The Trouble With “the Global South”
Op-Ed / Global 1 minute

The Trouble With “the Global South”

What the West Gets Wrong About the Rest

Not so long ago, policymakers in Washington and other Western capitals gave little apparent thought to the possibility that the rest of the world might hold opinions distinct from their own. There were some exceptions: governments that the West deemed “good partners”—in other words, those willing to advance U.S. and Western security or economic interests—continued to benefit from Western support even if they did not govern themselves in accordance with Western values. But after the Cold War ended, most Western policymakers seemed to expect that developing countries would, over time, embrace the Western approach to democracy and globalization. Few Western leaders seemed to worry that non-Western states might bridle at their norms or perceive the international distribution of power as an unjust remnant of the colonial past. Leaders who voiced such views, such as Venezuela’s Hugo Chávez, were dismissed as eccentrics, their ideas behind the times.

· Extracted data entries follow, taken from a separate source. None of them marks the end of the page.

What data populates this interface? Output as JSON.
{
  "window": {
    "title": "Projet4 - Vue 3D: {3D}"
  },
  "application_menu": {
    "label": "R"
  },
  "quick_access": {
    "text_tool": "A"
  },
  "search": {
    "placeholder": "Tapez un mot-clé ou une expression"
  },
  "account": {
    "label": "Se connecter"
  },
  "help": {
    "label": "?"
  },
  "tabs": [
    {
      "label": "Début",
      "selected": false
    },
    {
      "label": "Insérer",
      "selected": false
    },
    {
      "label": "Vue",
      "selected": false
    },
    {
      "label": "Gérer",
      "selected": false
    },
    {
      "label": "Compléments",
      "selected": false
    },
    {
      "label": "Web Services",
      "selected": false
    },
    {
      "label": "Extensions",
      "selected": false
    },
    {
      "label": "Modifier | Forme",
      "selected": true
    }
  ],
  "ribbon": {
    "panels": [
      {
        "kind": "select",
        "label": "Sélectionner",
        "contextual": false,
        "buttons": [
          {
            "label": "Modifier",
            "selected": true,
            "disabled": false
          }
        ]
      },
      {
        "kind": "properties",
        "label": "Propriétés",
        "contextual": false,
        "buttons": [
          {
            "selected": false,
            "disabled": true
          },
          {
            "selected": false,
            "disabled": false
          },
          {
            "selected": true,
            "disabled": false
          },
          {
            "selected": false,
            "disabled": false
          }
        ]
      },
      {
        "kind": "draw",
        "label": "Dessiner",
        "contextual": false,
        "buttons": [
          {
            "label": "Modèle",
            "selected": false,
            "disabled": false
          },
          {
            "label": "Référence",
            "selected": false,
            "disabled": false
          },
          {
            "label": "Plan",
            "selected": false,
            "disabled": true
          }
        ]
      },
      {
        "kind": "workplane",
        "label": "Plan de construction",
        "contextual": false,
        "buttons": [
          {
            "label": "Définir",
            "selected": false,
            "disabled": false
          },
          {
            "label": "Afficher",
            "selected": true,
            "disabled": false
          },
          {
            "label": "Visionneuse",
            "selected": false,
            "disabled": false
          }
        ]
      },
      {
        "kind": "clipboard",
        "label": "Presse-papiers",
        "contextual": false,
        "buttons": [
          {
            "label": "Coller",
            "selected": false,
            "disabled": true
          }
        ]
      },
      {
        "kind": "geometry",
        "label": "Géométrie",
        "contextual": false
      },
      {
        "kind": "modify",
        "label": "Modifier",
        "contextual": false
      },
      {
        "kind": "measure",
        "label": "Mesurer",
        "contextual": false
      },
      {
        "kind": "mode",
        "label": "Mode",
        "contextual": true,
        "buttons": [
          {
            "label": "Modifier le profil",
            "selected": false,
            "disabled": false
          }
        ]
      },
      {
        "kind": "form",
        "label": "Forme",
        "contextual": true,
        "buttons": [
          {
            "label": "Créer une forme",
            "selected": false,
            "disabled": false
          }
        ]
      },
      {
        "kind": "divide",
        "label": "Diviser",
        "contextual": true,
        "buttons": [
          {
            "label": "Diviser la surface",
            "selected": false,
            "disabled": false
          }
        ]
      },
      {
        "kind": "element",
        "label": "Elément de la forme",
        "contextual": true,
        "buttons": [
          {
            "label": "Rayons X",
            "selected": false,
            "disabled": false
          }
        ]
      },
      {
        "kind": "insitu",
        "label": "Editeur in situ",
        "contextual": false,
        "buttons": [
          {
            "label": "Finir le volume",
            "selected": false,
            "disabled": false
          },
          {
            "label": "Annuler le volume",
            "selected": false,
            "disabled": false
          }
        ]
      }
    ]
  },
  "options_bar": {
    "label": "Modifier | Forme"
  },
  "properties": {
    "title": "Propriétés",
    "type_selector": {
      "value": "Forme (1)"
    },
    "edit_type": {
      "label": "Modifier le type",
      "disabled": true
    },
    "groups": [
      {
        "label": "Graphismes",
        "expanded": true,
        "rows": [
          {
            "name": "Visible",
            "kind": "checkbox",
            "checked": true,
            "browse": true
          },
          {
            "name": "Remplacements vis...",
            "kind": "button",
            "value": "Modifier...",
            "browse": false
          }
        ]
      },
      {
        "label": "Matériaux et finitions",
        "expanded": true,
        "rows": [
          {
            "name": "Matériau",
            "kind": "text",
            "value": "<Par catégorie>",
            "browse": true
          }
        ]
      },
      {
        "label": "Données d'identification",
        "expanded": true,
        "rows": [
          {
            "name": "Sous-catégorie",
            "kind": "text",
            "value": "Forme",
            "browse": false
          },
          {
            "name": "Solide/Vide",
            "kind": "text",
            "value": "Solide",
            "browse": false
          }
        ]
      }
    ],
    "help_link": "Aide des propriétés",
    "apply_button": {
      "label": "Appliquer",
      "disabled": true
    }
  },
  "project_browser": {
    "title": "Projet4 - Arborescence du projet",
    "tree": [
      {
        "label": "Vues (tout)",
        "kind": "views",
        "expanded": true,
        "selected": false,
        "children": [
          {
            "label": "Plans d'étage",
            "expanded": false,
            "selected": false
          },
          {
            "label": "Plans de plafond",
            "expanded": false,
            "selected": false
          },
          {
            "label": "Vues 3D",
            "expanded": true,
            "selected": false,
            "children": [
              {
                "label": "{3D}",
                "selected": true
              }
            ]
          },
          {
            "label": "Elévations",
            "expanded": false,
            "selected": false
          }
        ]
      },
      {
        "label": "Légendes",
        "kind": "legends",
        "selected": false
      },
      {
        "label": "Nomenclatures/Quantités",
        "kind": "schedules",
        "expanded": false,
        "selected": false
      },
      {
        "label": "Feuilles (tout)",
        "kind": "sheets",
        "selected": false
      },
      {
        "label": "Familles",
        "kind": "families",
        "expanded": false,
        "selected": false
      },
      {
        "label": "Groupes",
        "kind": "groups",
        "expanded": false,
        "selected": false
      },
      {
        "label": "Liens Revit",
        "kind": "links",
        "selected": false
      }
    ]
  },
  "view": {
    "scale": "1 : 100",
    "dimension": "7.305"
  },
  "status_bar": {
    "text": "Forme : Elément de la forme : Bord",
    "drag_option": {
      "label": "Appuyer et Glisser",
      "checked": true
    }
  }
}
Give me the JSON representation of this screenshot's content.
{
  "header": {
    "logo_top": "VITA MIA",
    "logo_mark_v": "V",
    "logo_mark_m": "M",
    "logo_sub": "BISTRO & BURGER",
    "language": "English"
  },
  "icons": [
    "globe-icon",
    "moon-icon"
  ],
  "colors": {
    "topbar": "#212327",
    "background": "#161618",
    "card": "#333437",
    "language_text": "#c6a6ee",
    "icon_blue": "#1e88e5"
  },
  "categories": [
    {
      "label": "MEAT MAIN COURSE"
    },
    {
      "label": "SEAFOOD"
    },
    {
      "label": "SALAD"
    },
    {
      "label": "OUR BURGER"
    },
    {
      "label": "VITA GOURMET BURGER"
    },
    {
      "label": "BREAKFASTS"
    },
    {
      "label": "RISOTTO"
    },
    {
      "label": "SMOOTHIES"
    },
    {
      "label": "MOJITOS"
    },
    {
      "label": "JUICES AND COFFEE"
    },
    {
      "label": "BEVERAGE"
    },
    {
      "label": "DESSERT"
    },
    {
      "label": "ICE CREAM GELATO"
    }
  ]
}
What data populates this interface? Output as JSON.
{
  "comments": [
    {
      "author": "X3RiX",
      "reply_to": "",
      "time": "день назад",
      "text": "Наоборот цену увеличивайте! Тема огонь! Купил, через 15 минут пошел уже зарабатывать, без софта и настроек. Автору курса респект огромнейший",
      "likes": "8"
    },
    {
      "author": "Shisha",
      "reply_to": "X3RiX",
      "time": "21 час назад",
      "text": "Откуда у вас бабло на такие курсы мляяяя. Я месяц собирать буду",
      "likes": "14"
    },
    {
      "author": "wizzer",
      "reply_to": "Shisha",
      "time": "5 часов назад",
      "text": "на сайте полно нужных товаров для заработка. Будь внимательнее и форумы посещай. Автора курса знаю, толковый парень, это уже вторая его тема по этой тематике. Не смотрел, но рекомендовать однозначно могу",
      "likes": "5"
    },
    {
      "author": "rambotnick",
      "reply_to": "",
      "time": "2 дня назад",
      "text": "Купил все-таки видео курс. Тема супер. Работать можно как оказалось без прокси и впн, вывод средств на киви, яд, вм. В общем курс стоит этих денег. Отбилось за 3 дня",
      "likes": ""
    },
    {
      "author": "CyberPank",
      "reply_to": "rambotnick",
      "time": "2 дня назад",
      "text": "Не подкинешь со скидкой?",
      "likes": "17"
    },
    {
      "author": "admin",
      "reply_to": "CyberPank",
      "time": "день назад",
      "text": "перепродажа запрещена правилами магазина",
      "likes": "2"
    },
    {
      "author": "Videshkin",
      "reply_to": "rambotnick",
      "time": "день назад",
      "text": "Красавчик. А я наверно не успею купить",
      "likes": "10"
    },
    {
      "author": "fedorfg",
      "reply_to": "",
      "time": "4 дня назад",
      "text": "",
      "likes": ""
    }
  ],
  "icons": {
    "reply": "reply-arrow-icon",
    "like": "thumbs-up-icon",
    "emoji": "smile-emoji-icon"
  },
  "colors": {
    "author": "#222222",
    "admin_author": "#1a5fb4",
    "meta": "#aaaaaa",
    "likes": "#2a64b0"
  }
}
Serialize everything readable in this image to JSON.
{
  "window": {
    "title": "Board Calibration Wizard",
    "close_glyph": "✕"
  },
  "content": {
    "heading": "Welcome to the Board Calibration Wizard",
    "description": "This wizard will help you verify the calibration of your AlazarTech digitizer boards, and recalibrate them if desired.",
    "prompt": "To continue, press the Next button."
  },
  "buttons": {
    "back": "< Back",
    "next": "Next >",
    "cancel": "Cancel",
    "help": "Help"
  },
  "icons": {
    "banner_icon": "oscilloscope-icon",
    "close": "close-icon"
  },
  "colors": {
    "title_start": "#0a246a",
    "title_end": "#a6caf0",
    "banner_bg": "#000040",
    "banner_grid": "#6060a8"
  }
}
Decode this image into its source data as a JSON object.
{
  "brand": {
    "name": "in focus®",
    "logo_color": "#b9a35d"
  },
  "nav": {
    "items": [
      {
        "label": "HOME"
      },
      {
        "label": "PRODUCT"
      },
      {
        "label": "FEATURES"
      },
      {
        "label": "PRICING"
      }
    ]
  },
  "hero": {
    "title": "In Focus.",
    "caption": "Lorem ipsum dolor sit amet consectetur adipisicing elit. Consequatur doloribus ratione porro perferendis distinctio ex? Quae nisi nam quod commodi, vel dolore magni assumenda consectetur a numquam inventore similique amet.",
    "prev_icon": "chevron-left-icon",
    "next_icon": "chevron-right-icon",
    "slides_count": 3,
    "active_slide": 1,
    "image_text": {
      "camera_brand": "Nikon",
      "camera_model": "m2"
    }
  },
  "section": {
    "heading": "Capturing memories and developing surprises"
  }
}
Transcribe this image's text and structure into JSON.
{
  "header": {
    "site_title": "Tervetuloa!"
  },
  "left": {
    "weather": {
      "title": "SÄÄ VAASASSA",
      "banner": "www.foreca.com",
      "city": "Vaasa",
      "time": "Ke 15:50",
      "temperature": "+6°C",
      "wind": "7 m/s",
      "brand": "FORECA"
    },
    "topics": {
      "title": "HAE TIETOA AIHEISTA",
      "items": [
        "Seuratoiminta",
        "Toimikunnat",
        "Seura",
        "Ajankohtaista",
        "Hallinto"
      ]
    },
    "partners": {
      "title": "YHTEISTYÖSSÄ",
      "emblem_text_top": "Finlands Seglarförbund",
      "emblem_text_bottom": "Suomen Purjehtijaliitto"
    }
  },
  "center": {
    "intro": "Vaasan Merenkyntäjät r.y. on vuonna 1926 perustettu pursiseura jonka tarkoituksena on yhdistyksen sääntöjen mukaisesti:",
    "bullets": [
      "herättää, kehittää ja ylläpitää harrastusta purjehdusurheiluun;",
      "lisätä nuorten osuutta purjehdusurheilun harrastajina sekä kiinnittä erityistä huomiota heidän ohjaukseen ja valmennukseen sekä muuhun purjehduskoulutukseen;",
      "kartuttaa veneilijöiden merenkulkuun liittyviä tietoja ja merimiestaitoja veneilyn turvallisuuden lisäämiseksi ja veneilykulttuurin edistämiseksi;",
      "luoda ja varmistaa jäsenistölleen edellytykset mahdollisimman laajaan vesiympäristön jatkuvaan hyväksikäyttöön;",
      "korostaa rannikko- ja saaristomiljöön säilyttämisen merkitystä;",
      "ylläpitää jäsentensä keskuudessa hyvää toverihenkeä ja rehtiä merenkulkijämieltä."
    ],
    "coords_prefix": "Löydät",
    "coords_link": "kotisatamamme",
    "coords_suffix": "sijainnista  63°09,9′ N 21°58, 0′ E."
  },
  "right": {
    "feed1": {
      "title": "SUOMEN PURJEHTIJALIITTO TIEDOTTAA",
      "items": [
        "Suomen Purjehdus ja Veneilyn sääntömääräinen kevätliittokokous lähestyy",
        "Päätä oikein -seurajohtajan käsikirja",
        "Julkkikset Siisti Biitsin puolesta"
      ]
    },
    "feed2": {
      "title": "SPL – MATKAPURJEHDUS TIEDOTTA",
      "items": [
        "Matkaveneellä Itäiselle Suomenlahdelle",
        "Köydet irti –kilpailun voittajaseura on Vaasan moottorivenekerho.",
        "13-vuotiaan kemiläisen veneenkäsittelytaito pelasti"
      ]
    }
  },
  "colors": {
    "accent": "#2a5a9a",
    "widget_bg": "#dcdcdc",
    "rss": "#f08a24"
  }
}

Today, by contrast, many Western policy discussions treat it as an established fact that a global South exists with its own distinct outlook. The phrase has become a nearly unavoidable shorthand—my colleagues and I use it ourselves at the International Crisis Group, the organization I lead. And, indeed, non-Western leaders including Narendra Modi of India and Mia Mottley of Barbados have begun to articulate the priorities of a collective—if still rather amorphous—global South on issues such as climate financing and the role of international institutions. Disappointed by many developing countries’ refusal to take serious steps to penalize Russia for its aggression in Ukraine, U.S. and European officials have started to pay new lip service to concerns of this group of states.